In primo luogo un'analisi di tipo ecologico: sui fattori di contesto: cioè sugli assetti strutturali e regolativi, per vedere la dotazione di beni collettivi e di risorse economiche presenti in un'area territoriale, che possono derivare sia dalla storia e dalle tradizioni produttive locali, che dall'intervento intenzionale di vari attori pubblici e privati. In secondo luogo l'analisi di tipo individuale: sui fattori di agenzia, ovvero sulle strategie e sulle azioni messe in campo degli attori locali e non, individuali e collettivi. In terzo luogo l'analisi di tipo relazionale: sui rapporti interpersonali e interorganizzativi. Fattori di contesto, fattori di agenzie fattori relazionali vanno tenuti insieme nell'analisi sui processi di innovazione, senza dare per scontato che la dimensione geografica, locale regionale, risulti determinante per l'innovazione. All'interno della geografia economica si assiste a una progressiva relativizzazione dei concetti di distanza/prossimità e a una loro trasformazione in termini relazionali: la distanza viene socializzata: diversi tipi di relazioni tra gli attori rendono la vicinanza territoriale più o meno importante; la prossimità diventa cioè un concetto multidimensionale.

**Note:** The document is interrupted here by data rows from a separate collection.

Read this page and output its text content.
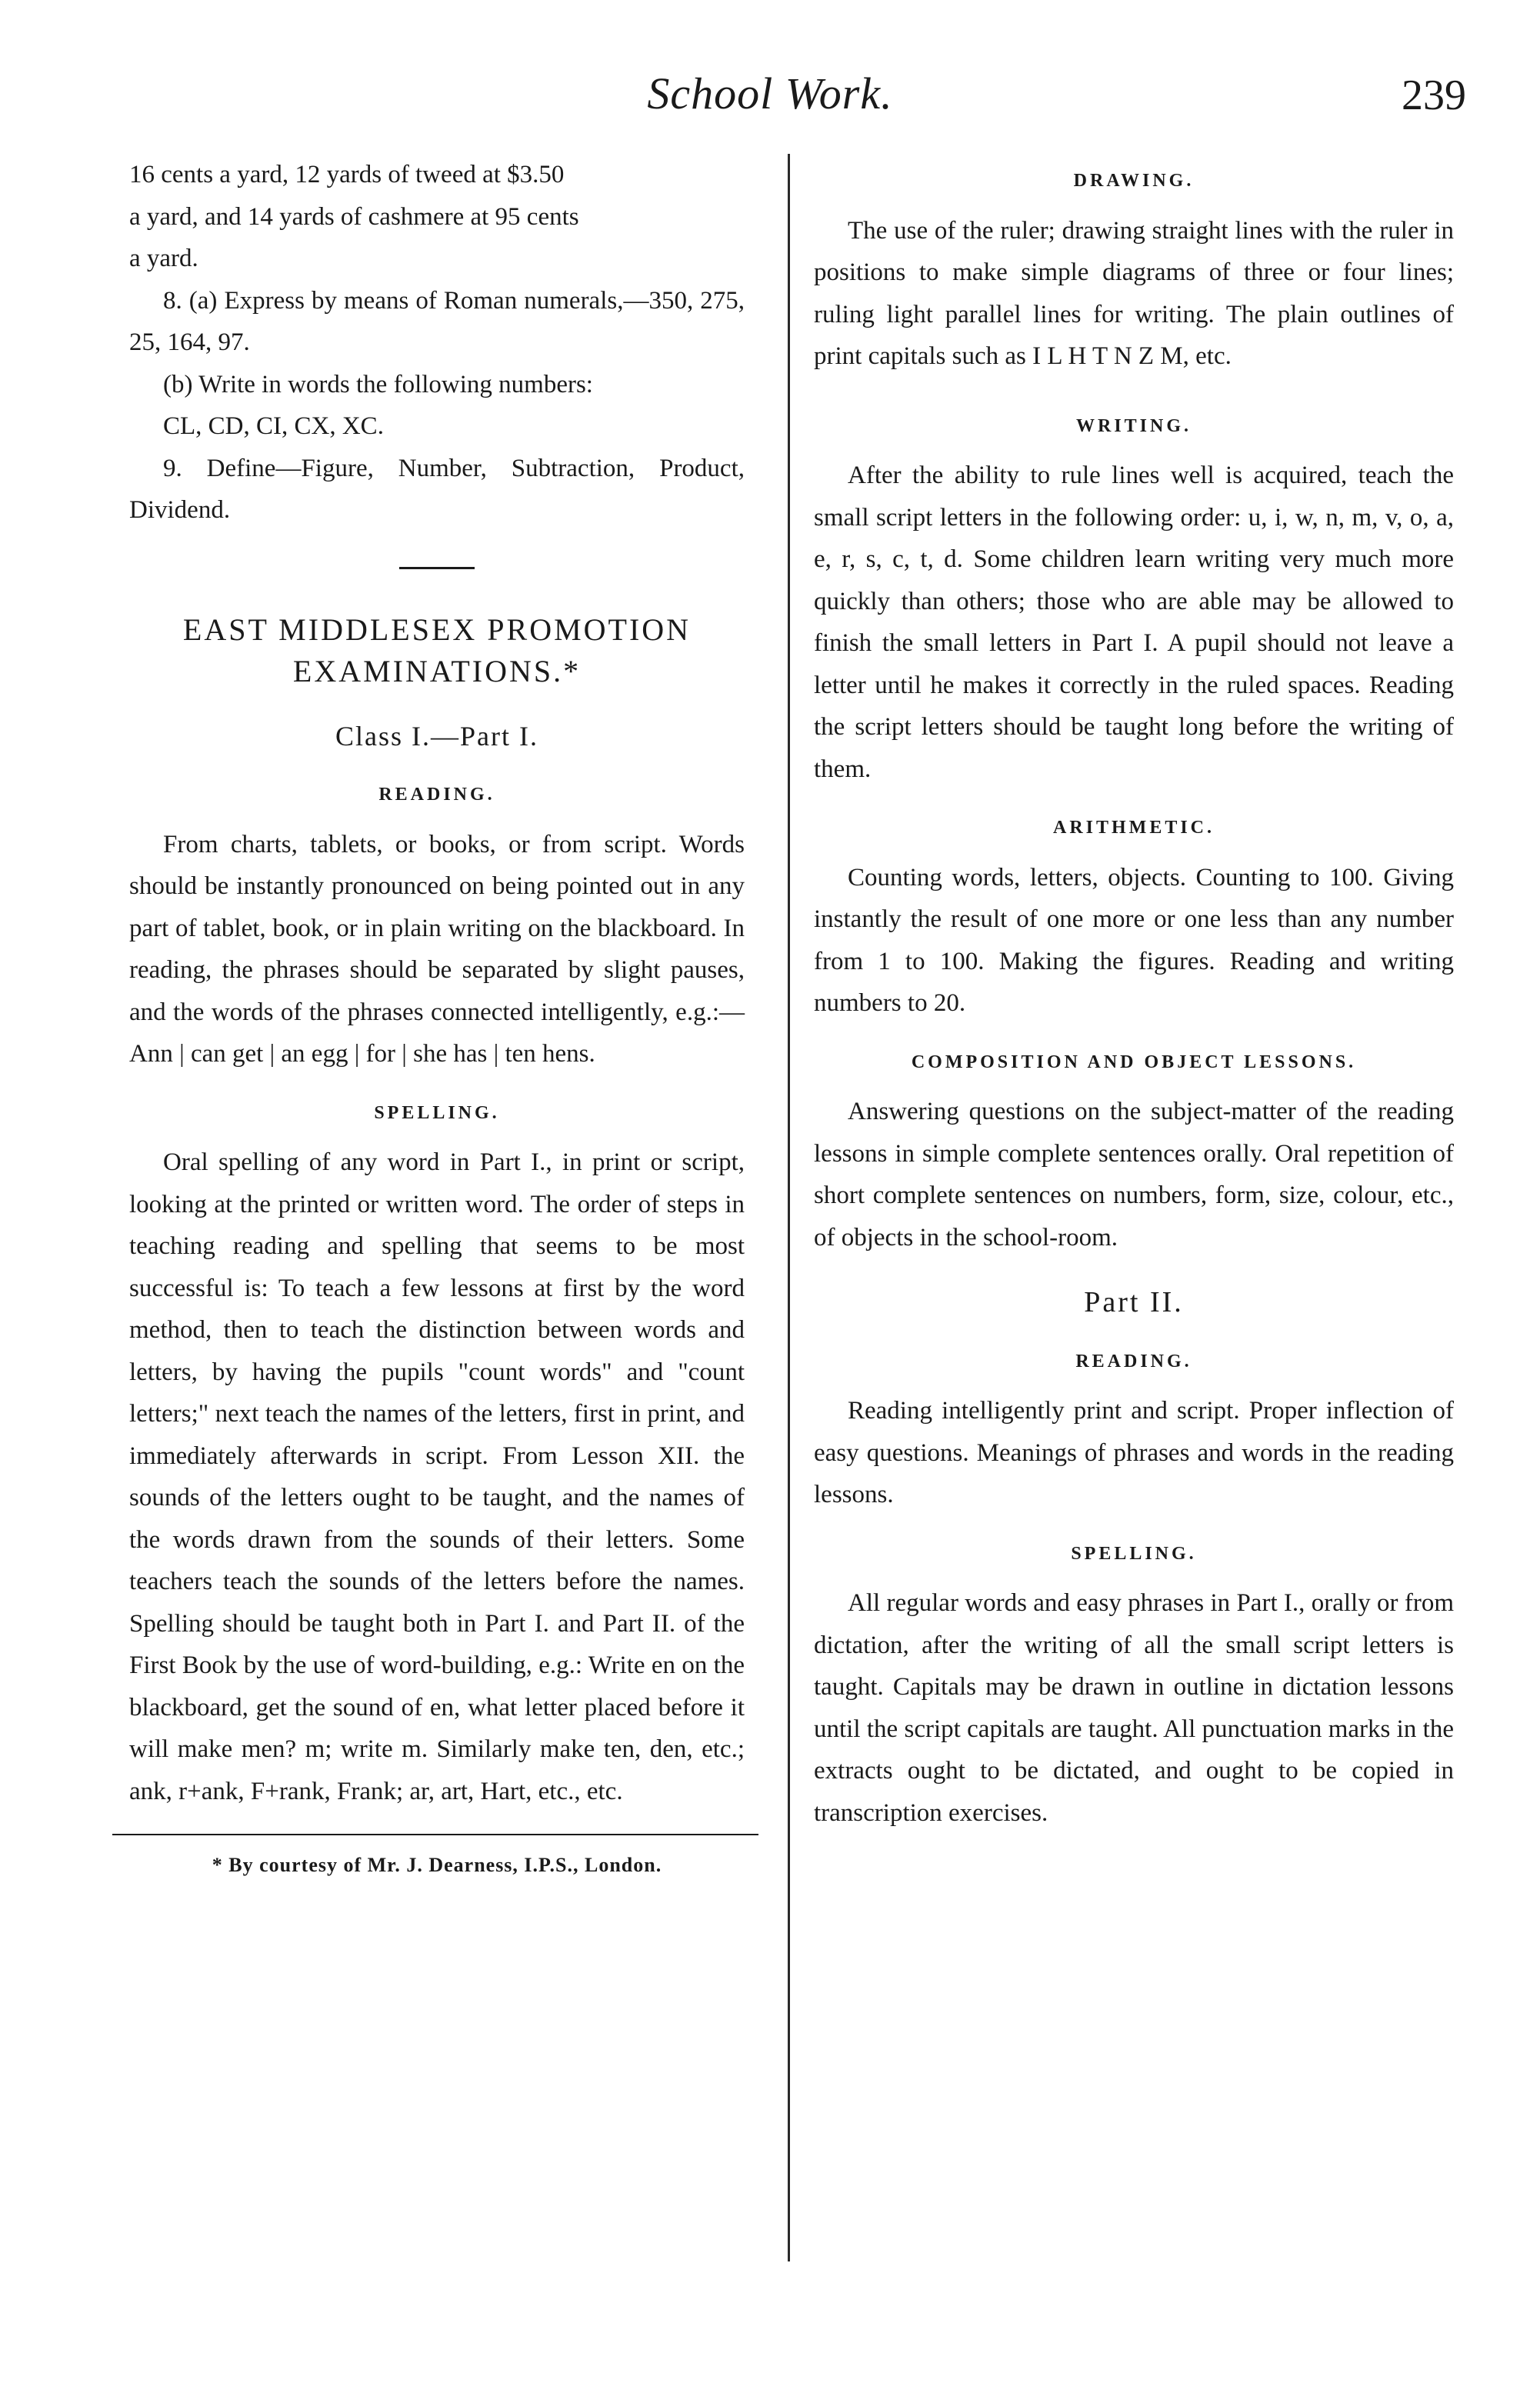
School Work.	239

16 cents a yard, 12 yards of tweed at $3.50

a yard, and 14 yards of cashmere at 95 cents

a yard.

8. (a) Express by means of Roman numerals,—350, 275, 25, 164, 97.

(b) Write in words the following numbers:

CL, CD, CI, CX, XC.

9. Define—Figure, Number, Subtraction, Product, Dividend.

EAST MIDDLESEX PROMOTION

EXAMINATIONS.*

Class I.—Part I.
READING.

From charts, tablets, or books, or from script. Words should be instantly pronounced on being pointed out in any part of tablet, book, or in plain writing on the blackboard. In reading, the phrases should be separated by slight pauses, and the words of the phrases connected intelligently, e.g.:—Ann | can get | an egg | for | she has | ten hens.

SPELLING.

Oral spelling of any word in Part I., in print or script, looking at the printed or written word. The order of steps in teaching reading and spelling that seems to be most successful is: To teach a few lessons at first by the word method, then to teach the distinction between words and letters, by having the pupils "count words" and "count letters;" next teach the names of the letters, first in print, and immediately afterwards in script. From Lesson XII. the sounds of the letters ought to be taught, and the names of the words drawn from the sounds of their letters. Some teachers teach the sounds of the letters before the names. Spelling should be taught both in Part I. and Part II. of the First Book by the use of word-building, e.g.: Write en on the blackboard, get the sound of en, what letter placed before it will make men? m; write m. Similarly make ten, den, etc.; ank, r+ank, F+rank, Frank; ar, art, Hart, etc., etc.

* By courtesy of Mr. J. Dearness, I.P.S., London.
DRAWING.

The use of the ruler; drawing straight lines with the ruler in positions to make simple diagrams of three or four lines; ruling light parallel lines for writing. The plain outlines of print capitals such as I L H T N Z M, etc.

WRITING.

After the ability to rule lines well is acquired, teach the small script letters in the following order: u, i, w, n, m, v, o, a, e, r, s, c, t, d. Some children learn writing very much more quickly than others; those who are able may be allowed to finish the small letters in Part I. A pupil should not leave a letter until he makes it correctly in the ruled spaces. Reading the script letters should be taught long before the writing of them.

ARITHMETIC.

Counting words, letters, objects. Counting to 100. Giving instantly the result of one more or one less than any number from 1 to 100. Making the figures. Reading and writing numbers to 20.

COMPOSITION AND OBJECT LESSONS.

Answering questions on the subject-matter of the reading lessons in simple complete sentences orally. Oral repetition of short complete sentences on numbers, form, size, colour, etc., of objects in the school-room.

Part II.
READING.

Reading intelligently print and script. Proper inflection of easy questions. Meanings of phrases and words in the reading lessons.

SPELLING.

All regular words and easy phrases in Part I., orally or from dictation, after the writing of all the small script letters is taught. Capitals may be drawn in outline in dictation lessons until the script capitals are taught. All punctuation marks in the extracts ought to be dictated, and ought to be copied in transcription exercises.
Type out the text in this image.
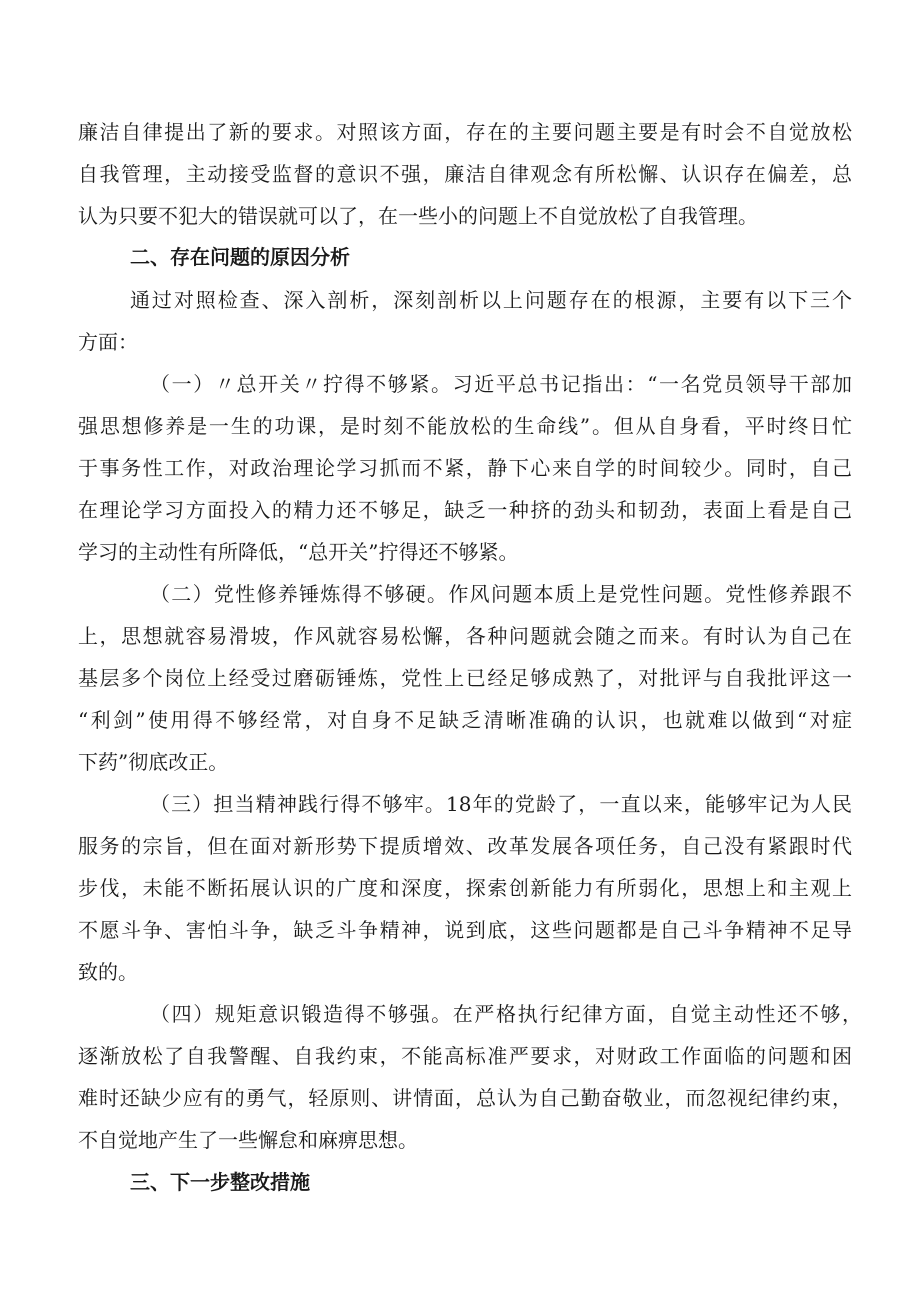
廉洁自律提出了新的要求。对照该方面，存在的主要问题主要是有时会不自觉放松
自我管理，主动接受监督的意识不强，廉洁自律观念有所松懈、认识存在偏差，总
认为只要不犯大的错误就可以了，在一些小的问题上不自觉放松了自我管理。
二、存在问题的原因分析
通过对照检查、深入剖析，深刻剖析以上问题存在的根源，主要有以下三个
方面：
（一）〃总开关〃拧得不够紧。习近平总书记指出：“一名党员领导干部加
强思想修养是一生的功课，是时刻不能放松的生命线”。但从自身看，平时终日忙
于事务性工作，对政治理论学习抓而不紧，静下心来自学的时间较少。同时，自己
在理论学习方面投入的精力还不够足，缺乏一种挤的劲头和韧劲，表面上看是自己
学习的主动性有所降低，“总开关”拧得还不够紧。
（二）党性修养锤炼得不够硬。作风问题本质上是党性问题。党性修养跟不
上，思想就容易滑坡，作风就容易松懈，各种问题就会随之而来。有时认为自己在
基层多个岗位上经受过磨砺锤炼，党性上已经足够成熟了，对批评与自我批评这一
“利剑”使用得不够经常，对自身不足缺乏清晰准确的认识，也就难以做到“对症
下药”彻底改正。
（三）担当精神践行得不够牢。18年的党龄了，一直以来，能够牢记为人民
服务的宗旨，但在面对新形势下提质增效、改革发展各项任务，自己没有紧跟时代
步伐，未能不断拓展认识的广度和深度，探索创新能力有所弱化，思想上和主观上
不愿斗争、害怕斗争，缺乏斗争精神，说到底，这些问题都是自己斗争精神不足导
致的。
（四）规矩意识锻造得不够强。在严格执行纪律方面，自觉主动性还不够，
逐渐放松了自我警醒、自我约束，不能高标准严要求，对财政工作面临的问题和困
难时还缺少应有的勇气，轻原则、讲情面，总认为自己勤奋敬业，而忽视纪律约束，
不自觉地产生了一些懈怠和麻痹思想。
三、下一步整改措施
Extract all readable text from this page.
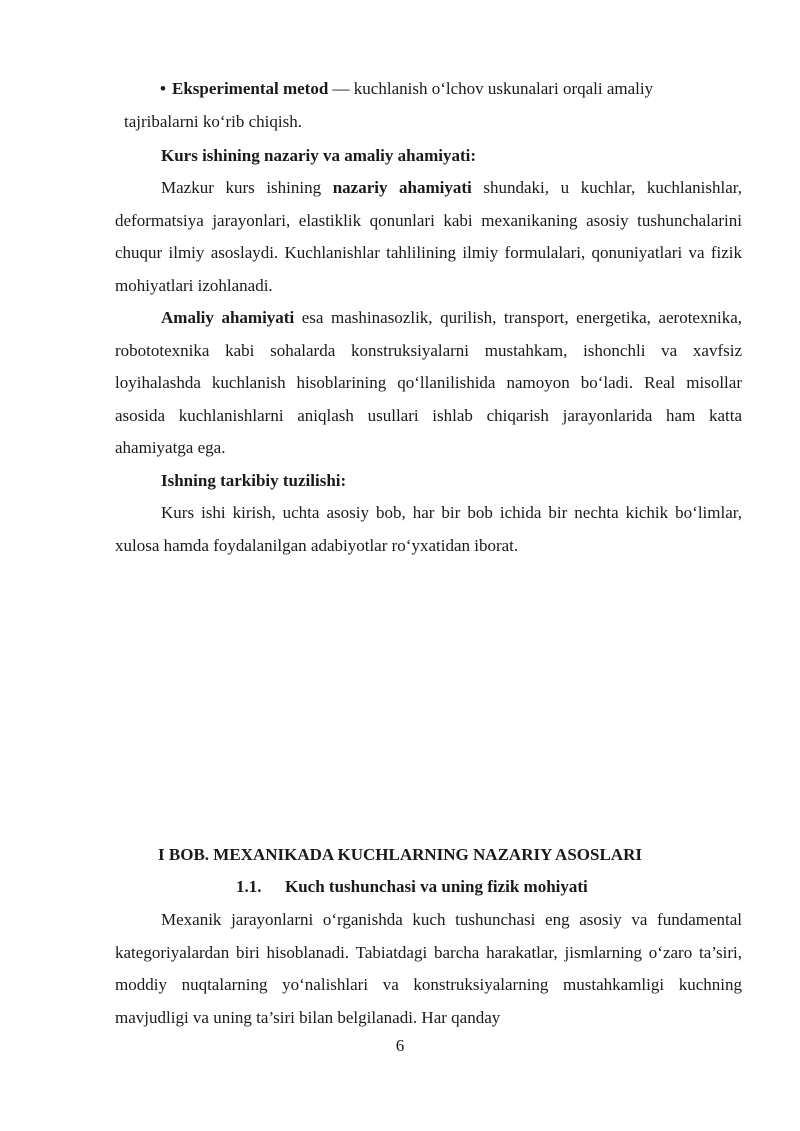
• Eksperimental metod — kuchlanish o‘lchov uskunalari orqali amaliy
tajribalarni ko‘rib chiqish.

Kurs ishining nazariy va amaliy ahamiyati:

Mazkur kurs ishining nazariy ahamiyati shundaki, u kuchlar, kuchlanishlar, deformatsiya jarayonlari, elastiklik qonunlari kabi mexanikaning asosiy tushunchalarini chuqur ilmiy asoslaydi. Kuchlanishlar tahlilining ilmiy formulalari, qonuniyatlari va fizik mohiyatlari izohlanadi.

Amaliy ahamiyati esa mashinasozlik, qurilish, transport, energetika, aerotexnika, robototexnika kabi sohalarda konstruksiyalarni mustahkam, ishonchli va xavfsiz loyihalashda kuchlanish hisoblarining qo‘llanilishida namoyon bo‘ladi. Real misollar asosida kuchlanishlarni aniqlash usullari ishlab chiqarish jarayonlarida ham katta ahamiyatga ega.

Ishning tarkibiy tuzilishi:

Kurs ishi kirish, uchta asosiy bob, har bir bob ichida bir nechta kichik bo‘limlar, xulosa hamda foydalanilgan adabiyotlar ro‘yxatidan iborat.

I BOB. MEXANIKADA KUCHLARNING NAZARIY ASOSLARI
1.1. Kuch tushunchasi va uning fizik mohiyati

Mexanik jarayonlarni o‘rganishda kuch tushunchasi eng asosiy va fundamental kategoriyalardan biri hisoblanadi. Tabiatdagi barcha harakatlar, jismlarning o‘zaro ta’siri, moddiy nuqtalarning yo‘nalishlari va konstruksiyalarning mustahkamligi kuchning mavjudligi va uning ta’siri bilan belgilanadi. Har qanday

6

BOSCHMAN: individua cinque diverse dimensioni della prossimità, mettendo in evidenza che la vicinanza territoriale viene indicata come solo una delle possibili modalità di soluzione del problema di coordinamento tra gli attori: la prossimità geografica non è quindi condizione necessaria, neppure sufficiente per l'innovazione, anche se può facilitarla innescando le varie dimensioni della prossimità e rinforzare la loro azione. In sintesi, le riflessioni svolte da geografi economici mettono in luce uno stiramento relazionale della diade distanza/prossimità, per cui questi concetti perdono il loro ancoraggio esclusivo alla dimensione dello spazio geografico. Da ciò discende che le relazioni di prossimità tra gli attori dell'innovazione non si limitano a quelle che avvengono in situazioni di vicinanza territoriale e di compresenza fisica. Sul secondo versante si colloca invece una mole consistente di ricerche che sottolineano come le imprese e i sistemi regionali e locali innovativi siano quelli capaci di integrare le risorse interne con quel esterne, le reti corte con quelle lunghe, il sapere tacito con quello codificato = ovvero quelli in grado di combinare e sfruttare al meglio la complementarità delle risorse innovative questo comporta una moltiplicazione di relazioni sociali a distanza e una maggiore interconnessione tra luoghi lontani nello spazio. In questo senso la globalizzazione può essere definita come l'intensificazione di relazioni sociali mondiali che collegano tra loro località distanti, facendosi che gli eventi locali vengono modellati da alimenti che si verificano a migliaia di chilometri di distanza e viceversa. Le relazioni sociali si disaggregano: vengono svincolate dai contesti locali di interazione dei vincoli e dai vincoli della compresenza fisica, ristrutturate sui livelli più astratti. La persistente importanza della geografia e delle sue dimensioni regionali e locali è il messaggio centrale.

In conclusione, è questa complessità che rende necessario un approccio analitico integrato all'innovazione: capace di fondere i contributi provenienti da una pluralità di discipline e livelli di spiegazione (analitici e territoriali). Seguendo il suggerimento LUNDAVALL: essi vanno considerati dei focusing devices (meccanismi di messa a fuoco) che consentono di approfondire le diverse componenti dell'innovazione economica.